EXIGENCES MECANIQUES 
Outre les caractéristiques électriques requises, il y a aussi plusieurs exigences mécaniques imposées au câblage. Plus encore: étant donné l'automatisation et la robotisation croissantes, le câblage est de plus en plus souvent exposé à des mouvements push-pull, à des torsions et à des impacts. Trop souvent, on utilise les mauvais câbles pour ce type d'application, ce qui entraîne une usure précoce, avec toutes les conséquences que cela implique. De plus, le marché du câblage robot implique vraiment du travail de spécialistes. La meilleure recommandation est donc de vous engager avec un fournisseur fiable. Un point assez sous-estimé est la possible usure rapide d'un câble. C'est surtout le cas pour les applications de robotique. Les mouvements répétitifs rapides (parfois des dizaines par minute) exigent un câble avec une meilleure résistance à la charge mécanique et à l'usure. Mais cela ne doit pas compromettre la flexibilité du câble. Ici, il est donc absolument exclu d'utiliser un câble traditionnel. Toutefois, cela arrive encore fréquemment, surtout sur le marché du remplacement. Lors des mouvements sur six axes, on voit apparaître, en plus du mouvement longitudinal et transversal, des forces de torsion. Un point d'attention supplémentaire ici est le respect du rayon de pliage et du rayon de braquage.
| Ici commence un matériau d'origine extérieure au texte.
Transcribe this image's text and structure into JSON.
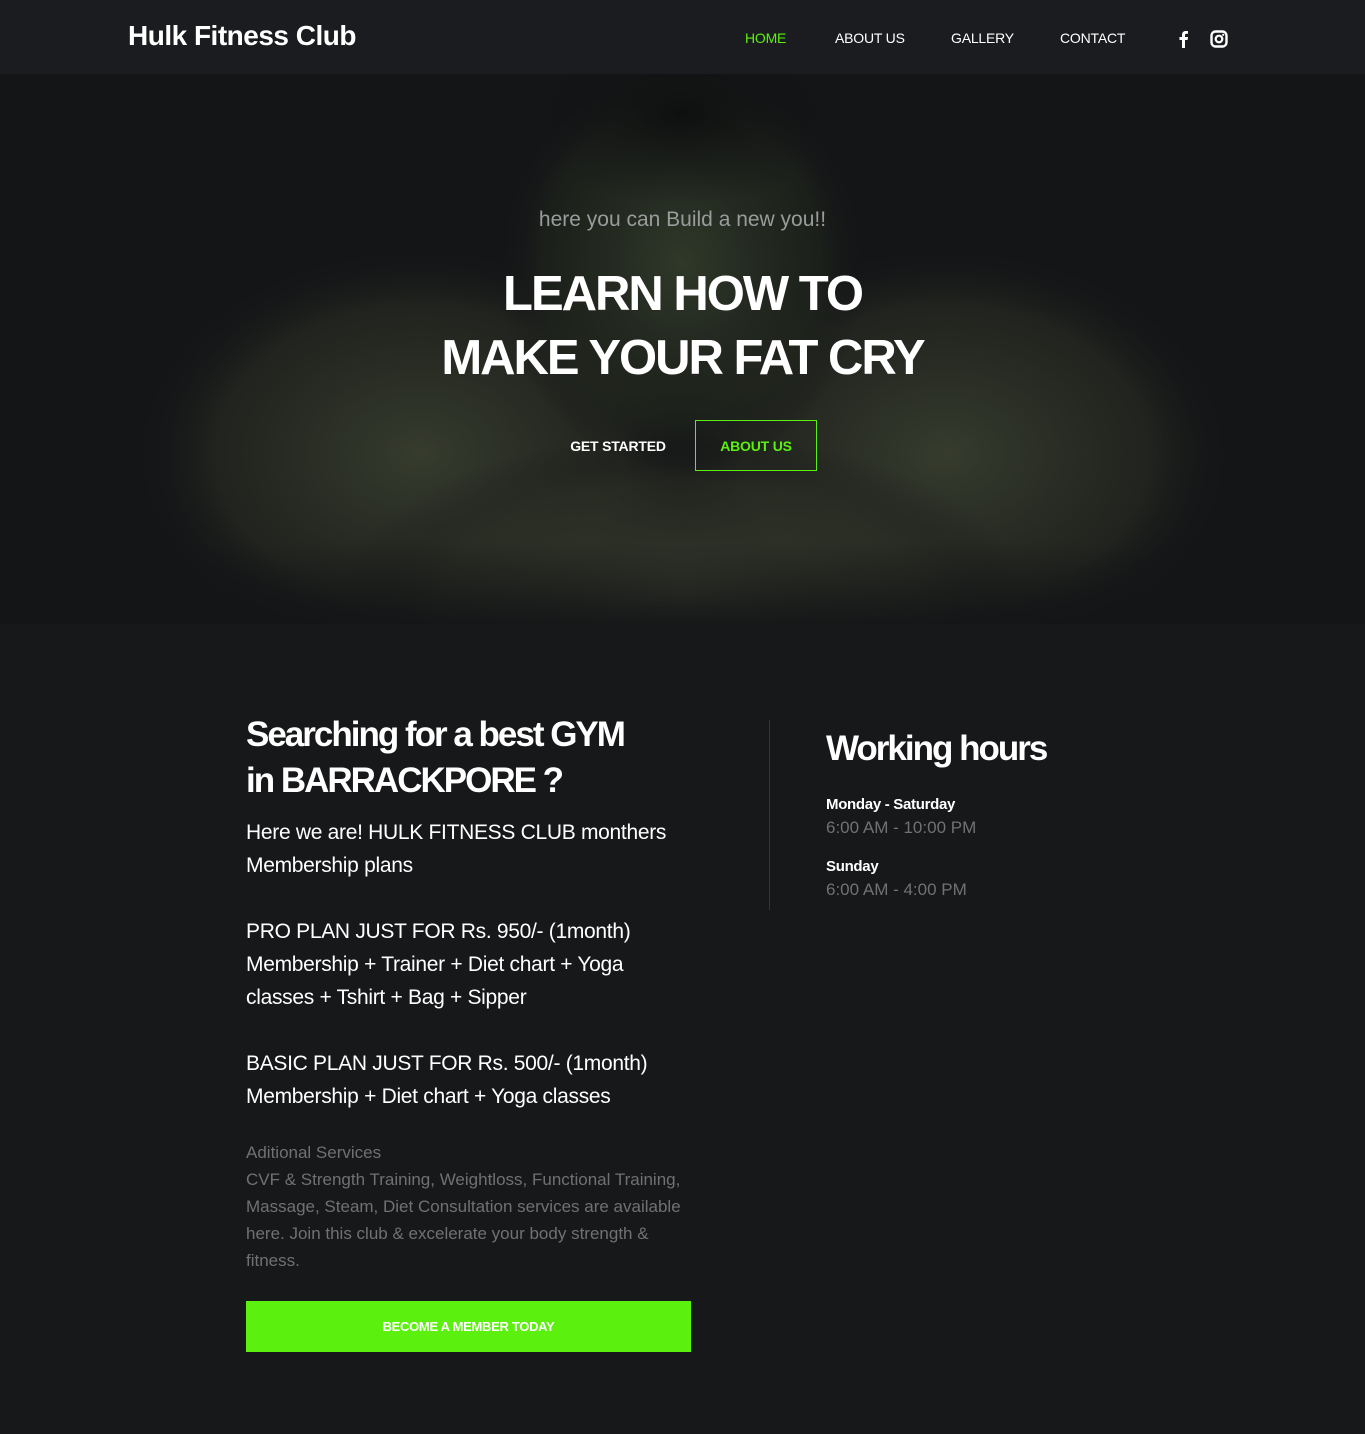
{
  "navbar": {
    "brand": "Hulk Fitness Club",
    "links": [
      "HOME",
      "ABOUT US",
      "GALLERY",
      "CONTACT"
    ],
    "active_link": "HOME",
    "social_icons": [
      "facebook-icon",
      "instagram-icon"
    ]
  },
  "hero": {
    "tagline": "here you can Build a new you!!",
    "title_line1": "LEARN HOW TO",
    "title_line2": "MAKE YOUR FAT CRY",
    "primary_button": "GET STARTED",
    "secondary_button": "ABOUT US"
  },
  "about": {
    "title_line1": "Searching for a best GYM",
    "title_line2": "in BARRACKPORE ?",
    "intro": "Here we are! HULK FITNESS CLUB monthers Membership plans",
    "pro_plan_line1": "PRO PLAN JUST FOR Rs. 950/- (1month)",
    "pro_plan_line2": "Membership + Trainer + Diet chart + Yoga classes + Tshirt + Bag + Sipper",
    "basic_plan_line1": "BASIC PLAN JUST FOR Rs. 500/- (1month)",
    "basic_plan_line2": "Membership + Diet chart + Yoga classes",
    "services_heading": "Aditional Services",
    "services_text": "CVF & Strength Training, Weightloss, Functional Training, Massage, Steam, Diet Consultation services are available here. Join this club & excelerate your body strength & fitness.",
    "cta_button": "BECOME A MEMBER TODAY"
  },
  "hours": {
    "title": "Working hours",
    "entries": [
      {
        "day": "Monday - Saturday",
        "time": "6:00 AM - 10:00 PM"
      },
      {
        "day": "Sunday",
        "time": "6:00 AM - 4:00 PM"
      }
    ]
  },
  "colors": {
    "accent": "#5cf00e",
    "background": "#17181a",
    "navbar": "#1b1c1f",
    "muted_text": "#6f7173"
  }
}
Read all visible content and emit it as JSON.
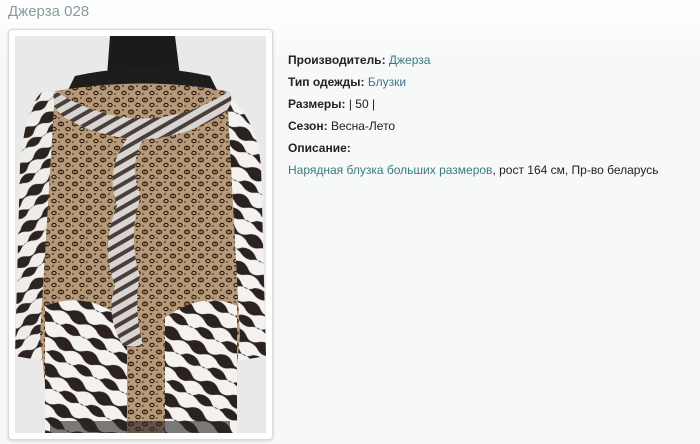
{
  "page": {
    "title": "Джерза 028"
  },
  "product_image": {
    "icon": "blouse-photo-icon"
  },
  "details": {
    "manufacturer_label": "Производитель:",
    "manufacturer_value": "Джерза",
    "type_label": "Тип одежды:",
    "type_value": "Блузки",
    "sizes_label": "Размеры:",
    "sizes_value": "| 50 |",
    "season_label": "Сезон:",
    "season_value": "Весна-Лето",
    "description_label": "Описание:",
    "description_link": "Нарядная блузка больших размеров",
    "description_rest": ", рост 164 см, Пр-во беларусь"
  },
  "colors": {
    "title": "#8a9aa0",
    "link": "#3a7a85"
  }
}
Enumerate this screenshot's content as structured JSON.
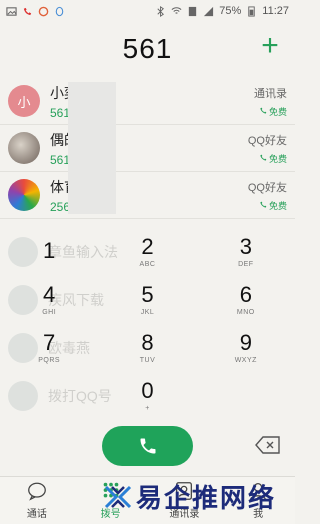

Si l'on dépasse fréquemment le rayon de pliage, cela va inévitablement entraîner un arrêt. Et très rapidement! Dans de nombreux cas, le fabricant donne aussi un rayon de pliage différent pour les câbles mobiles et pour les câbles fixes. Dans le cas d'une torsion, le rayon de braquage possible dépend du type de câble: certains vont jusqu'à 180°, d'autres jusqu'à 270°. En outre, la plupart des fabricants indiquent aussi des vitesses maximales, aussi bien pour les mouvements longitudinaux que pour les mouvements transversaux.
Chemins de câbles
Afin de garantir la sécurité, on rassemble le câblage de machines (éventuellement dans une goulotte flexible). On évite ainsi les câbles qui pendent. Deux points importants à cet égard: éviter le développement de chaleur (il ne faut donc pas réunir trop de câbles) et fixer correctement les câbles. Des câbles trop lâches peuvent entraver les mouvements de la machine, des câbles trop serrés risquent de se détacher. Il convient donc de trouver un équilibre entre les deux. Attention également à la différence
de friction que peuvent subir ces câbles au quotidien: s'agit-il uniquement d'un mouvement de traction (dans la longueur du câble), d'un pliage (le rayon de pliage maximum est important ici) ou bien d'une torsion? Surtout avec les robots, il y a un amalgame de mouvements. Et cela n'a pas échappé aux fabricants de robots. De plus en plus souvent, le câblage est donc prévu à l'intérieur. L'avantage est qu'il ne peut alors plus entraver les mouvements du robot. L'inconvénient est que l'adaptation de l'installation est alors plus difficile et que le développement de chaleur est évacué un peu moins facilement.
SECURITE INCENDIE 
La sécurité incendie aussi est devenue un point important ces dix dernières années. Auto-extinguible, non-propagateur de flamme, sans halogène et à faible dégagement de fumée, ... voilà autant de termes qui sont maintenant bien connus, lorsqu'on parle de câblage. Un câble sans halogène ne contient pas d'halogène. Conséquence: en cas d'incendie, il produit moins de fumée et répand aussi moins de gaz toxiques. L'abréviation LSOH signifie Low Smoke Zero Halogen. La non-propagation de flammes signifie que le câble a été testé selon la norme IEC 60332 relative à la propagation de flamme. On distingue ici plusieurs catégories (câbles simples, câbles en faisceau, ...).
FACTEURS ENVIRONNANTS
L'environnement est aussi devenu un facteur de choix important. Pensons aux éléments comme la température, l'humidité, les UV, l'exposition aux produits chimiques, ... pour lesquels il existe chaque fois des solutions adaptées. La situation géographique joue aussi un rôle dans le choix du câble. Chaque pays a ses propres règles et normes, qui ne sont pas forcément harmonisées au niveau européen. Cela peut parfois poser problème si un fournisseur de machines étranger n'est pas au courant des exigences nationales spécifiques.